依照韩悦民倔强的急脾气,原本是下意识地先训两句,结果看到韩君泽梗着脖儿,一副“你骂我我就受着总之这钱你不能不要”的样子,生生把话咽了回去,一连叹了好几口气。

他把一沓钱放在手里拍了拍,然后意味深长地看了自己儿子一眼:“……以后多做你这个年纪做的事,我还没老呢,还用不着你一个小崽子养,下不为例了。”

韩君泽抿了抿唇。

他与自己这位父亲向来没有体己话说,两个大男人一个比一个硬倔,可此刻竟感受到了一丝和缓的温暖。

“爸,那十万的借款……”

“那十万你就不用管了,从今天起,你就当不知道这回事,懂不?”

韩君泽愣了愣:“我……”

根据之前韩悦民对这个借款的事的那种反应,定然是知道些什么。可惜他现在即使是问了,他也清楚韩悦民什么都不会说的。

韩悦民坐下翻着手机,突然漫不经心地问:“你现在还在你那些狐朋狗友的圈子里玩吗?”

“淡了很多了。”

“得没得罪过什么人?”

韩君泽怔了一会儿,他在外面混了这么久,要说真正得罪的人,见了面就红眼的,好像……除了肖究也没谁吧?

“把你的尾巴处理干净,别次次都捅到我这儿。”韩悦民把手机推给他,上面赫然有着几个陌生号码,“留个心眼,别被人算计了都不知道。”

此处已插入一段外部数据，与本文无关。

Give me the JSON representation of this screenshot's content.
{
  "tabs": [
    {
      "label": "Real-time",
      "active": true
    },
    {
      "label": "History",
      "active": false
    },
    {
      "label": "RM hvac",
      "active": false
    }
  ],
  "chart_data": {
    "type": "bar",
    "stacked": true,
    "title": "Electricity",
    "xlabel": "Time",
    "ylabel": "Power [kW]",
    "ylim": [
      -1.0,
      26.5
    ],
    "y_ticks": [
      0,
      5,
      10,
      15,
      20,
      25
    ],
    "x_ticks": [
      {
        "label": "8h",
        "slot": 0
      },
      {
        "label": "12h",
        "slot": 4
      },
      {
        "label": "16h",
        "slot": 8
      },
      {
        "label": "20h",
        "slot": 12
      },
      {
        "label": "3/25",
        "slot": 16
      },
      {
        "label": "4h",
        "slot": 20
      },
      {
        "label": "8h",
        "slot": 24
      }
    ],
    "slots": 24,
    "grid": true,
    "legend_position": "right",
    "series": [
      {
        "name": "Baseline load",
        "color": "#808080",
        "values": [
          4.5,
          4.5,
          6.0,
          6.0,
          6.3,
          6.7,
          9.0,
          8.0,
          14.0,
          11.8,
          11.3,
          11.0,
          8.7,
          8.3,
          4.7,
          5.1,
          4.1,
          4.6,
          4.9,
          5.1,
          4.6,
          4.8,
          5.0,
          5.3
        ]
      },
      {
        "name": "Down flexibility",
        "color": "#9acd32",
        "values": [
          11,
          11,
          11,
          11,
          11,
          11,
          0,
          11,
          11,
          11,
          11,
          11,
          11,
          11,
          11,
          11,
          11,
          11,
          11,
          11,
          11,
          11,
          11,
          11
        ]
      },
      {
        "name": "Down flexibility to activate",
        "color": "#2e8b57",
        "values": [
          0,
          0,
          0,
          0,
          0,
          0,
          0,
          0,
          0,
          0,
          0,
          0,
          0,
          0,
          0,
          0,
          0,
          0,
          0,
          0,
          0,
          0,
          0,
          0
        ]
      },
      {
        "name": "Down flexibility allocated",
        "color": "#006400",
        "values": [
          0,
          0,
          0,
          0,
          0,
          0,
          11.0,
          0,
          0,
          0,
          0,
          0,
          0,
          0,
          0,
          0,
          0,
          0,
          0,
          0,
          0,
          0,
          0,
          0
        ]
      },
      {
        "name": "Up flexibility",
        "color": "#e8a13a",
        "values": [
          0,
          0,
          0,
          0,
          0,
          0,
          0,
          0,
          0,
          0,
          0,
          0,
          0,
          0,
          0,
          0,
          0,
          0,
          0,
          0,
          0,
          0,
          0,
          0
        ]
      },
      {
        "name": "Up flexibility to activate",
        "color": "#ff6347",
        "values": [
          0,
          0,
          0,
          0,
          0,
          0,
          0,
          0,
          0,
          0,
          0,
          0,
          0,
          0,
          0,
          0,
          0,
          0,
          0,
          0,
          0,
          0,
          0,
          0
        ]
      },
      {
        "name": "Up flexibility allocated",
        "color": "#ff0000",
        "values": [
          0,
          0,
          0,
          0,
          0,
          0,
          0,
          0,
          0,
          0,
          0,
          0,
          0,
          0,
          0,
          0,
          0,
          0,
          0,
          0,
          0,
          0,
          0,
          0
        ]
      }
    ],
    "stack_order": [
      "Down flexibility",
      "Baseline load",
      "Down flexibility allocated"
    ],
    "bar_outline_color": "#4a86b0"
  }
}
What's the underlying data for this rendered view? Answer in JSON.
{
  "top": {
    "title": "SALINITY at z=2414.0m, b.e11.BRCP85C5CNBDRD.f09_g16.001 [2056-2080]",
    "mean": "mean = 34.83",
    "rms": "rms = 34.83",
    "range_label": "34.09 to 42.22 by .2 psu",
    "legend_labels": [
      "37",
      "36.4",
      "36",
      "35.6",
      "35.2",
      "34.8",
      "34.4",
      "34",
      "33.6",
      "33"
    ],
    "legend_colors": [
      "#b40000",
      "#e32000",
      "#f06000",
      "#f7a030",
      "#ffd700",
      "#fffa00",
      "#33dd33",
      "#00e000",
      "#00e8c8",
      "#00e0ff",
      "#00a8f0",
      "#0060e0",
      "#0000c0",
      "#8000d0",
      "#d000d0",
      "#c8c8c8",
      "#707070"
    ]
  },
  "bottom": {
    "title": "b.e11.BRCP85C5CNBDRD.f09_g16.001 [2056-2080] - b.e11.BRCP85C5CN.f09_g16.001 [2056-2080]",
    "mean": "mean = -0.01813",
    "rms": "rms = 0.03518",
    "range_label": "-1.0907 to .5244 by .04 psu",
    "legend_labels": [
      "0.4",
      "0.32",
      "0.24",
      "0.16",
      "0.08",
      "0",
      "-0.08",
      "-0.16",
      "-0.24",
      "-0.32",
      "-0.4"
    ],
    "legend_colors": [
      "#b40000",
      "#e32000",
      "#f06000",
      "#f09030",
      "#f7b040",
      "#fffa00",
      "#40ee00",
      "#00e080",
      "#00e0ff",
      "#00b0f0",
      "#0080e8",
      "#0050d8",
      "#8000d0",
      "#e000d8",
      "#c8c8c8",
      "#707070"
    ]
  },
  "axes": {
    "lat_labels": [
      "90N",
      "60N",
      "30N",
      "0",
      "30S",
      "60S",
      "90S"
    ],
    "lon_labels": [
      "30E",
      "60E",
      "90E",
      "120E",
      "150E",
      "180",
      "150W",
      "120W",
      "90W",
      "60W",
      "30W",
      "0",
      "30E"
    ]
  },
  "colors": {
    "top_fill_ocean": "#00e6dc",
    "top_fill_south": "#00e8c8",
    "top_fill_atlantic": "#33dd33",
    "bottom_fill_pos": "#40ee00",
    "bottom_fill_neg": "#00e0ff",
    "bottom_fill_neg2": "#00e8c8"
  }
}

韩君泽愣了片刻,然后就想到了是跟他爸通风报信的那个人!

他一直想找机会查,但这事越过他爸基本上是不可能的事,现在韩悦民愿意主动让步,他有了一点机会的苗头,非得揪出这藏头露尾的孙子到底是谁!

“谢了,爸。”

记下那几个手机号后,韩君泽把几个号挨个发到他们圈的大群里,气得直磨牙:“查,给我查,我他妈非得整死这孙子。”

他一冒泡,死寂的群里顿时沸腾起来。